“Anyone wanting to betray the country could do so without having to go to China,” said Chinese Nationalist Party (KMT) Legislator Shuai Hua-min (帥化民) on the weekend in defense of looser regulations for senior political, military and intelligence officials visiting China.
Quite right, but looser rules make it a hell of a lot easier to betray the country.
In the world of counterespionage, two principal dynamics are at play: intent and opportunity. Does an individual entrusted with classified information have the intent to pass on that material to a third party, and if so, what opportunities exist for that person to come into contact with the third party?

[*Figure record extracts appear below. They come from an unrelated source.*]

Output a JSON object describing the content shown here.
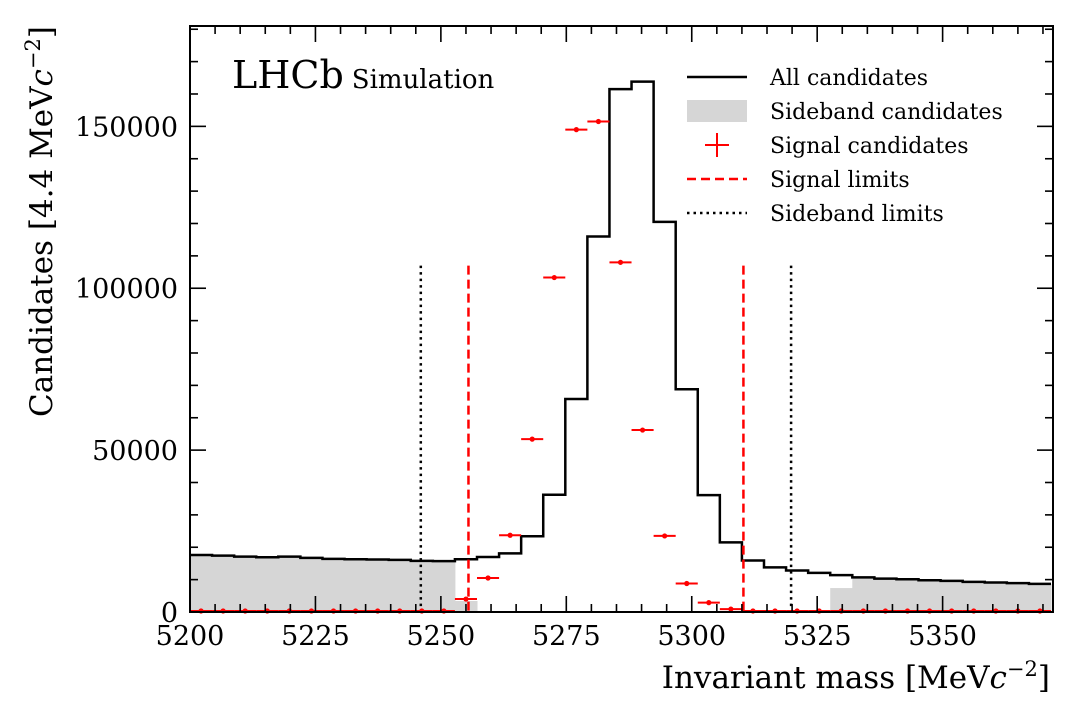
{
  "chart_data": {
    "type": "histogram",
    "brand": {
      "experiment": "LHCb",
      "tag": "Simulation"
    },
    "xlabel": {
      "text": "Invariant mass [MeV",
      "italic": "c",
      "sup": "−2",
      "close": "]"
    },
    "ylabel": {
      "text": "Candidates [4.4 MeV",
      "italic": "c",
      "sup": "−2",
      "close": "]"
    },
    "xlim": [
      5200,
      5372
    ],
    "ylim": [
      0,
      181000
    ],
    "x_major_ticks": [
      5200,
      5225,
      5250,
      5275,
      5300,
      5325,
      5350
    ],
    "y_major_ticks": [
      0,
      50000,
      100000,
      150000
    ],
    "x_tick_labels": [
      "5200",
      "5225",
      "5250",
      "5275",
      "5300",
      "5325",
      "5350"
    ],
    "y_tick_labels": [
      "0",
      "50000",
      "100000",
      "150000"
    ],
    "bin_width": 4.4,
    "bin_edges_start": 5200,
    "all_candidates": [
      17600,
      17400,
      17100,
      16900,
      17100,
      16700,
      16400,
      16300,
      16200,
      16100,
      15800,
      15700,
      16300,
      17000,
      18100,
      23400,
      36200,
      65800,
      116000,
      161500,
      163800,
      120500,
      68800,
      36100,
      21500,
      15900,
      13800,
      12800,
      12100,
      11400,
      10700,
      10300,
      10100,
      9800,
      9600,
      9300,
      9100,
      8900,
      8700
    ],
    "sideband_candidates": [
      17600,
      17400,
      17100,
      16900,
      17100,
      16700,
      16400,
      16300,
      16200,
      16100,
      15800,
      15600,
      3400,
      0,
      0,
      0,
      0,
      0,
      0,
      0,
      0,
      0,
      0,
      0,
      0,
      0,
      0,
      0,
      0,
      7400,
      10700,
      10300,
      10100,
      9800,
      9600,
      9300,
      9100,
      8900,
      8700
    ],
    "signal_x": [
      5202.2,
      5206.6,
      5211.0,
      5215.4,
      5219.8,
      5224.2,
      5228.6,
      5233.0,
      5237.4,
      5241.8,
      5246.2,
      5250.6,
      5255.0,
      5259.4,
      5263.8,
      5268.2,
      5272.6,
      5277.0,
      5281.4,
      5285.8,
      5290.2,
      5294.6,
      5299.0,
      5303.4,
      5307.8,
      5312.2,
      5316.6,
      5321.0,
      5325.4,
      5329.8,
      5334.2,
      5338.6,
      5343.0,
      5347.4,
      5351.8,
      5356.2,
      5360.6,
      5365.0,
      5369.4
    ],
    "signal_y": [
      0,
      0,
      0,
      0,
      0,
      0,
      0,
      0,
      0,
      0,
      0,
      0,
      4000,
      10500,
      23700,
      53400,
      103300,
      149000,
      151500,
      108000,
      56200,
      23500,
      8800,
      2900,
      900,
      0,
      0,
      0,
      0,
      0,
      0,
      0,
      0,
      0,
      0,
      0,
      0,
      0,
      0
    ],
    "signal_limits": [
      5255.5,
      5310.3
    ],
    "sideband_limits": [
      5246.0,
      5319.8
    ],
    "limit_line_top": 107000,
    "legend_position": "top-right",
    "legend": [
      {
        "label": "All candidates",
        "style": "line"
      },
      {
        "label": "Sideband candidates",
        "style": "fill"
      },
      {
        "label": "Signal candidates",
        "style": "marker"
      },
      {
        "label": "Signal limits",
        "style": "dashed"
      },
      {
        "label": "Sideband limits",
        "style": "dotted"
      }
    ],
    "colors": {
      "line": "#000000",
      "signal": "#ff0000",
      "sideband_fill": "#d6d6d6"
    }
  }
}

Shuai is partly right: Visiting a country does not in and of itself create intent. But allowing a greater number of officials involved in national security to visit China certainly creates opportunities, especially when the country being visited has an aggressive espionage apparatus.
Without going into the increased risk of accidental leak of information such visits would create, the fact is that, despite all the talk of rapprochement between Taiwan and China, Beijing continues to aim around 1,300 missiles in this direction and remains resolute in its quest to ensure superiority in the Taiwan Strait.

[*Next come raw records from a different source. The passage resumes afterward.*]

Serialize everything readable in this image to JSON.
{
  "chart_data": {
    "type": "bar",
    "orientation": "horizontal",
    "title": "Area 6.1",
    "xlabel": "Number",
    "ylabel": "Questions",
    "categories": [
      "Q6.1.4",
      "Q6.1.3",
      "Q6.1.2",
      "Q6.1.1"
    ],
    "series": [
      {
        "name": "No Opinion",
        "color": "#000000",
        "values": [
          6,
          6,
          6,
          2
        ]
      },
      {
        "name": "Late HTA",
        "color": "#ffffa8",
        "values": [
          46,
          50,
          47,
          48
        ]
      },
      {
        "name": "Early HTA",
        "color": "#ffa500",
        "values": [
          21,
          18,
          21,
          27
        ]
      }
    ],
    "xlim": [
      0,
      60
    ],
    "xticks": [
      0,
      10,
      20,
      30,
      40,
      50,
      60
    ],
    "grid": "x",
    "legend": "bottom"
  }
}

In other words, and President Ma Ying-jeou’s (馬英九) rhetoric notwithstanding, China continues to believe that it is at war with Taiwan, and this belief is reflected in its intelligence-gathering operations.
The implication is that Chinese intelligence will continue to target Taiwanese officials — and others, including journalists — visiting the country. If more visits are held, more operations will be active. And once Taiwanese officials are physically in China, the opportunities for Chinese spies to extract information from them — through means such as deception, blackmail, financial incentives and even “honey traps” — will be much greater in number.
Human fallibility being what it is, officials with no intention of betraying their country can be cornered, manipulated and exploited by skilled intelligence agencies, often with the target oblivious to their efforts. Not every traitor is a Kim Philby — a person who switches side for ideological reasons. Most are not, in fact, and the reasons why are far more mundane: money, sex, love and vengeance.
The dangers involved in breaching the barrier that has minimized contact between Taiwan and Chinese officials for more than half a century are exacerbated by the influx of Chinese now allowed to visit Taiwan. In an espionage scenario, this could create a continuum of opportunities for contact between a traitor and his handlers. This would, in turn, obviate the proposed regulations, in which officials would need to ask permission before visiting China. Once contact has been made and an official has been ensnared, physical continuity could be maintained without the official having to make another visit to China.
Taiwan’s allies, who are not unaware of the inherent dangers of such contacts, could react to this development by becoming more reluctant to share intelligence products and sensitive technology with Taiwan lest they are passed on to China. Should the US, Taiwan’s principal ally on defense and intelligence, reach this conclusion, Taiwan could find itself denied signals and imagery intelligence, or even military components, which are critical to self-defense.
The risks are too high and the benefits of allowing such visits too low to justify a policy change. As long as China remains a military threat to Taiwan, and as long as China’s intelligence apparatus aggressively targets Taiwan and its allies, the buffer of the Taiwan Strait should be kept intact.